Law and insurance is cool!
Well now. Someone just had to pay attention to the afternoon, after details in The Queen’s Speech revealed some tasty bits on the need to integrate commercial/private UAS activities into everyday airspace and develop an insurance programme for autonomous cars/vehicles.
Interestingly, Unmanned Vehicles is delving into areas previously left untouched by many media outlets in tackling the topic of UAS insurance, which finds itself front and centre in the coming June-July edition. Commercial UAS operations meanwhile is a minefield of registration, requirements and the fabulously contradictory notion of there being too many and too few rules at the same time.
Keep an eye out for a hard copy at coming shows or be all tech-savvy and go with the digital version instead.
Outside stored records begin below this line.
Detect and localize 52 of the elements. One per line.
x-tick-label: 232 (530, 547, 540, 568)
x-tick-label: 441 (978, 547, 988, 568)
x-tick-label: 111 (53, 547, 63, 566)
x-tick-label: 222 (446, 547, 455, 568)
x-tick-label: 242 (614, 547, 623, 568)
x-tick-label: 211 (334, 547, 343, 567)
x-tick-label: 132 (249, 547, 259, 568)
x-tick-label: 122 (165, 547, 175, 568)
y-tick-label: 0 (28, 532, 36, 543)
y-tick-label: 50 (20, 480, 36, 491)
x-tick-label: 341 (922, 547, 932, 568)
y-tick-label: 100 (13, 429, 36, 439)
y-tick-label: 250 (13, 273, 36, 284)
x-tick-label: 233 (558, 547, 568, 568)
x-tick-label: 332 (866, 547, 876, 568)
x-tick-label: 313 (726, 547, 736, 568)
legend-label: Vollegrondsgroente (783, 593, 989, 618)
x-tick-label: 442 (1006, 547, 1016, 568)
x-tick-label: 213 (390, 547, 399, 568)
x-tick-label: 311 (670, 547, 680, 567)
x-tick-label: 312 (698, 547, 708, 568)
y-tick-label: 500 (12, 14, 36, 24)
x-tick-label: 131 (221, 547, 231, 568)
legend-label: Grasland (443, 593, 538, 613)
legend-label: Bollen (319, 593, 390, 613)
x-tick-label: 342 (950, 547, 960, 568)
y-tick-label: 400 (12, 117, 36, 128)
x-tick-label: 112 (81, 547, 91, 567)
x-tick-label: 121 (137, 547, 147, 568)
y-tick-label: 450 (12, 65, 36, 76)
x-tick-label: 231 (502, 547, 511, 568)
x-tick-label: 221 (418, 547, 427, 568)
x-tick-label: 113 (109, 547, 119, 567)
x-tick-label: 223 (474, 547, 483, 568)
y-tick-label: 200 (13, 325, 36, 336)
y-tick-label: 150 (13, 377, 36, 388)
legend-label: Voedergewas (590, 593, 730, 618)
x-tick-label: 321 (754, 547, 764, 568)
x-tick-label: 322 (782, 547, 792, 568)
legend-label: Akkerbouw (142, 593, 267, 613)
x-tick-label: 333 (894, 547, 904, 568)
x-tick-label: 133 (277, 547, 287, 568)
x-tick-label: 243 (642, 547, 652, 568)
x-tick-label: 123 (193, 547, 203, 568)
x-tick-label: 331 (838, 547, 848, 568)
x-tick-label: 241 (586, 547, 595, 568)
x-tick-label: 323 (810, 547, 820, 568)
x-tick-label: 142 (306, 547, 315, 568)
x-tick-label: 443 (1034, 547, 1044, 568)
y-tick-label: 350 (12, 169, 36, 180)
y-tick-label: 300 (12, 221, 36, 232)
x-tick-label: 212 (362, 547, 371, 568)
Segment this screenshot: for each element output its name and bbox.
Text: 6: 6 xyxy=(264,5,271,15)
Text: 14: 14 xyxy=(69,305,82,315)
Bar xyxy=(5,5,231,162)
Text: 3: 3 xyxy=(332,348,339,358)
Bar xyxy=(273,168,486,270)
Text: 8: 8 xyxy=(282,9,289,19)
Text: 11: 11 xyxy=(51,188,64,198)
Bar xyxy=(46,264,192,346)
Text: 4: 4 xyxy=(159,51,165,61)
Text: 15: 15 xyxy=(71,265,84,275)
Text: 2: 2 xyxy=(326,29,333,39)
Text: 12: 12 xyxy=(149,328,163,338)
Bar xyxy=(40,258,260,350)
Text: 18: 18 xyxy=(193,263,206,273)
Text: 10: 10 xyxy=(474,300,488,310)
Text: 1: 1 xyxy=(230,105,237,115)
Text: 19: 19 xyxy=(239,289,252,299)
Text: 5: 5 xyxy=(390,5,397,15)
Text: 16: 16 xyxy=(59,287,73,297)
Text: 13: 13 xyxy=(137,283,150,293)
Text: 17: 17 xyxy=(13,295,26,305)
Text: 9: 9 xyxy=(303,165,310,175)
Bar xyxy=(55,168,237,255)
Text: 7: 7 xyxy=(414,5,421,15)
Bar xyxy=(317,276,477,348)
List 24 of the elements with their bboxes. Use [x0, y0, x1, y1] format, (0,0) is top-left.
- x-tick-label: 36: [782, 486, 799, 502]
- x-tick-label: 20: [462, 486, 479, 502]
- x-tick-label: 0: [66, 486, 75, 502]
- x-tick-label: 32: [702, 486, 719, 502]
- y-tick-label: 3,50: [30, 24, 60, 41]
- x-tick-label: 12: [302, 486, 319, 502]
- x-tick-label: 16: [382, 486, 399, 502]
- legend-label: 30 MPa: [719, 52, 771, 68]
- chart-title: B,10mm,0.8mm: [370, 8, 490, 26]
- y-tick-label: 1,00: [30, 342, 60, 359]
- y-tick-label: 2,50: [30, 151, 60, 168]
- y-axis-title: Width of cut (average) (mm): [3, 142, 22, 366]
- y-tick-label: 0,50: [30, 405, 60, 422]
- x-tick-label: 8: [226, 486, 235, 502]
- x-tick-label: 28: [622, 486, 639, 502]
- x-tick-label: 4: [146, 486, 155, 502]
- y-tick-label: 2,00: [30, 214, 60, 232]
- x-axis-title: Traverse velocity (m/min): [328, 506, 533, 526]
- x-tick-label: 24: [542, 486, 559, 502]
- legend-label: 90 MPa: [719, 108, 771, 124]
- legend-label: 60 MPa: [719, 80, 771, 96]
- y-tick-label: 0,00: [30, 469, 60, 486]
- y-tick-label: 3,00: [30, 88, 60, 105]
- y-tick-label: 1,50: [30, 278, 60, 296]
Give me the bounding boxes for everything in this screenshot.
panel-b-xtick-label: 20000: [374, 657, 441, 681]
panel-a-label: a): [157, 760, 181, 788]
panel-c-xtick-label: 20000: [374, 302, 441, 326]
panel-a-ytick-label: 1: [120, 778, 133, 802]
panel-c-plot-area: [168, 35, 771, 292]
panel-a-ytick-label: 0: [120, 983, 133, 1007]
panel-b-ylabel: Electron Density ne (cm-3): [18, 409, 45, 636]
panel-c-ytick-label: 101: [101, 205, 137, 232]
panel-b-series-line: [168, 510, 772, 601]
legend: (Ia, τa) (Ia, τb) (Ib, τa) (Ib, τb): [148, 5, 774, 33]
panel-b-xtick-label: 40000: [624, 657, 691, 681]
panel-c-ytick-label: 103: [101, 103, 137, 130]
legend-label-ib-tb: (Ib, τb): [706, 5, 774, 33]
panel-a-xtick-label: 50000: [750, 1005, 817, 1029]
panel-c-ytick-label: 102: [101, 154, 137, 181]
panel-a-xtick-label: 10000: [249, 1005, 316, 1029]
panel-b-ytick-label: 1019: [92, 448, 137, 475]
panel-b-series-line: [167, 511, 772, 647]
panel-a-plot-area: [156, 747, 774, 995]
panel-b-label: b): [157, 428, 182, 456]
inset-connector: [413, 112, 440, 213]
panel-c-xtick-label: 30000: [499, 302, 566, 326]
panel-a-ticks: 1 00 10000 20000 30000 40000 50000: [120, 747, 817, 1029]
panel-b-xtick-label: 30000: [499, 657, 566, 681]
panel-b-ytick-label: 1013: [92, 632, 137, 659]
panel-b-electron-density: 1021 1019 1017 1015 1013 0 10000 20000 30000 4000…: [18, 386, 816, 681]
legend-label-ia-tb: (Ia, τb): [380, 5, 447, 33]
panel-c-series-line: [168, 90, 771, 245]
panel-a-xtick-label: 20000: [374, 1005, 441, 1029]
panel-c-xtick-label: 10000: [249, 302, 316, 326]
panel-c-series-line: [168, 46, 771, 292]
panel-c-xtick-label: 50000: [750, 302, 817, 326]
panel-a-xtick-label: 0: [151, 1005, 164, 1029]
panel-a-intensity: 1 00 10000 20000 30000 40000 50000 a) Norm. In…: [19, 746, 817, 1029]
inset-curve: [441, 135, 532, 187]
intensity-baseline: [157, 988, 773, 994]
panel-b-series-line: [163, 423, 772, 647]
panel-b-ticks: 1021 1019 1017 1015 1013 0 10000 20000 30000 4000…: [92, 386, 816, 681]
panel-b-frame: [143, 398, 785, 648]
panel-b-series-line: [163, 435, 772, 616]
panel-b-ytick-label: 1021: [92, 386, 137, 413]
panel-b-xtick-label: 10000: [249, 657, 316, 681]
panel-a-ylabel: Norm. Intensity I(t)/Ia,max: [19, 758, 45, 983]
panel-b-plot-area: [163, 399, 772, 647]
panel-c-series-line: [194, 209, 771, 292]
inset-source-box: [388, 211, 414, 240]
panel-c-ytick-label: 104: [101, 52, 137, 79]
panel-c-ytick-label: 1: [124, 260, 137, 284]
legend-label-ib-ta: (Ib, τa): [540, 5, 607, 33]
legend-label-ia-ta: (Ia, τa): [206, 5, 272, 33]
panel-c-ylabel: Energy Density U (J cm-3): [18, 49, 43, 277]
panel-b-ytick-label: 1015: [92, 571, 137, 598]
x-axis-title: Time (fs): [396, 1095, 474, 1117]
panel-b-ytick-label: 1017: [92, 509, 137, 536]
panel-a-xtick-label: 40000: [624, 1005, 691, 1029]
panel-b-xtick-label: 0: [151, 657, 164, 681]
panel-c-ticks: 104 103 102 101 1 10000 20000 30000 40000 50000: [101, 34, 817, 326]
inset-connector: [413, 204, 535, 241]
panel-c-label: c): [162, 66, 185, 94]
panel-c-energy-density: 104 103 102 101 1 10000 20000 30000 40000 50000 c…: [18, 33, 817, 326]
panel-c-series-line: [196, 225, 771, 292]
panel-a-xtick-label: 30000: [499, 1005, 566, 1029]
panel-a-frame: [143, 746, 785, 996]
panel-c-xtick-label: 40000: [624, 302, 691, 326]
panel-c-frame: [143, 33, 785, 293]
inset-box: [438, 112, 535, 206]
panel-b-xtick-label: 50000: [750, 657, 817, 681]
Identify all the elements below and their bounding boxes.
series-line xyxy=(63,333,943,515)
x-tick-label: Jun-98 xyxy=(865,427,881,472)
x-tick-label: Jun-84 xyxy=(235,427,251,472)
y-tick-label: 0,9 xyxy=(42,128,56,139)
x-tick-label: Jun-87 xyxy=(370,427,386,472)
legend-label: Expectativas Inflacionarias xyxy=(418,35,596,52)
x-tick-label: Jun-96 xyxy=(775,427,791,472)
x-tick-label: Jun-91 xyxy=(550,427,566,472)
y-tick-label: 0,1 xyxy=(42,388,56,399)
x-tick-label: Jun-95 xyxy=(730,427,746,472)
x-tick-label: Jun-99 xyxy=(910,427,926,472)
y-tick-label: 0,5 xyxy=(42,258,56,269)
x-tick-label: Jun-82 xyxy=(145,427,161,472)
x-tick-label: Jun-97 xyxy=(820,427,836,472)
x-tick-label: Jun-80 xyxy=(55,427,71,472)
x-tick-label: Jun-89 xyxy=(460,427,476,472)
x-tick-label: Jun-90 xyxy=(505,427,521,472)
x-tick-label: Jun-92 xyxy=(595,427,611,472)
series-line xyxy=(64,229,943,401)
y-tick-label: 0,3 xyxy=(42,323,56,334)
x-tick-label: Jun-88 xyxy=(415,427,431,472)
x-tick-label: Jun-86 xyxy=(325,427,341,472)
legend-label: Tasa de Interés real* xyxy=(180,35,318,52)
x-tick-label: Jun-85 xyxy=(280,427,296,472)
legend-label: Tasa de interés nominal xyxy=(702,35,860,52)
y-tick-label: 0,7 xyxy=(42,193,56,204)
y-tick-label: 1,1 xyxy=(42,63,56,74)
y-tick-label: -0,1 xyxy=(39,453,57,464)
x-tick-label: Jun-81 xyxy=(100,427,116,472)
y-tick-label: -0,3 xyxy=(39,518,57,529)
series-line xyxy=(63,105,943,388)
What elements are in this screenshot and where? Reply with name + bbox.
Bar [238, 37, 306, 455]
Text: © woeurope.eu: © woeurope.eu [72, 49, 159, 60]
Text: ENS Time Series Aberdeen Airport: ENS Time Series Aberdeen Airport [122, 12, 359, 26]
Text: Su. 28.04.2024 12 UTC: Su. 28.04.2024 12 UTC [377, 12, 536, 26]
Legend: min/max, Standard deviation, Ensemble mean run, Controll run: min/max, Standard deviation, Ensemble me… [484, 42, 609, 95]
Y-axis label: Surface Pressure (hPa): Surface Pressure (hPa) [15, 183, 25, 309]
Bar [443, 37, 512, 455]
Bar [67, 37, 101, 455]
I wont judge.
The text of the Modern Transport Bill states that Britain at the ‘forefront of the modern transport revolution’. Legislation to enable future development of the UK’s first commercial spaceport, new laws for autonomous cars, and ‘rules to bring safe commercial and personal drone flight for households and business a step closer’ are all mentioned.
The purpose of the Bill is to:
- Cut red tape and put the right framework in place to allow innovation to flourish.
- Create the conditions that drives innovation and puts the UK at the forefront of modern global transport developments as part of the country’s long term economic plan.
- Maintain and extend the UK’s role as a world-leading transport manufacturing base.
- Ensure new technology delivers better, safer journeys, while keeping Britain at the cutting edge of international transport technology.
The main benefits of the Bill would be:
- Reducing congestion, which has been estimated to cost the UK economy £20 billion every year.
- Modern transportation can make much more efficient use of our roads, railways and airspace, cutting congestions, speeding up journeys for people and goods and boosting the UK’s economy.
- The UK exported 1.2 million cars last year. This Bill would put the UK at the forefront of autonomous and driverless vehicles ownership and use.
- Setting the framework for the UK’s first spaceport and autonomous vehicles, paving the way for commercial spaceflight and drone operations in the UK and boosting our world-leading satellite industry.
The main elements of the Bill are:
- Encouraging potential investors in autonomous vehicles, spaceplane operations and spaceports, creating highly skilled jobs and spurring innovation across the economy.
- Legislation that will put the UK at the forefront of safe technology in the autonomous vehicles industry, such as drones, and spaceplanes.
- Ensuring appropriate insurance is available to support the use of autonomous and driverless vehicles. 18 May 2016
- Improving protection for customers by updating ATOL, the UK’s financial protection scheme for holidays by clarifying the 1992 legislation that predates people booking their holidays on the internet. Devolution: Some of the Bill’s provisions would apply only to Great Britain, others to the United Kingdom. All aviation and maritime is reserved so applicable to all the UK, however, autonomous and driverless vehicles measures would apply to Great Britain only.
- Trials of automated and driverless cars are currently taking place in Bristol, Greenwich, Milton Keynes and Coventry (The 4 Cities Driverless Car Trials), and we expect to see vehicles (cars and/ or pods) driving themselves later this year)
- Since the launch of the Plug-In Car Grant in January 2011, there have been 60,755 eligible electric cars registered.
- The Teals Group’s market study estimates that drone production will soar from current worldwide production of $4 billion annually to $414 billion, totalling $93 billion in the next ten years. With addition of military drone research spending this would rise to $123 billion over the decade.
What does everyone think about this then? Brave New World or Best Not Hope?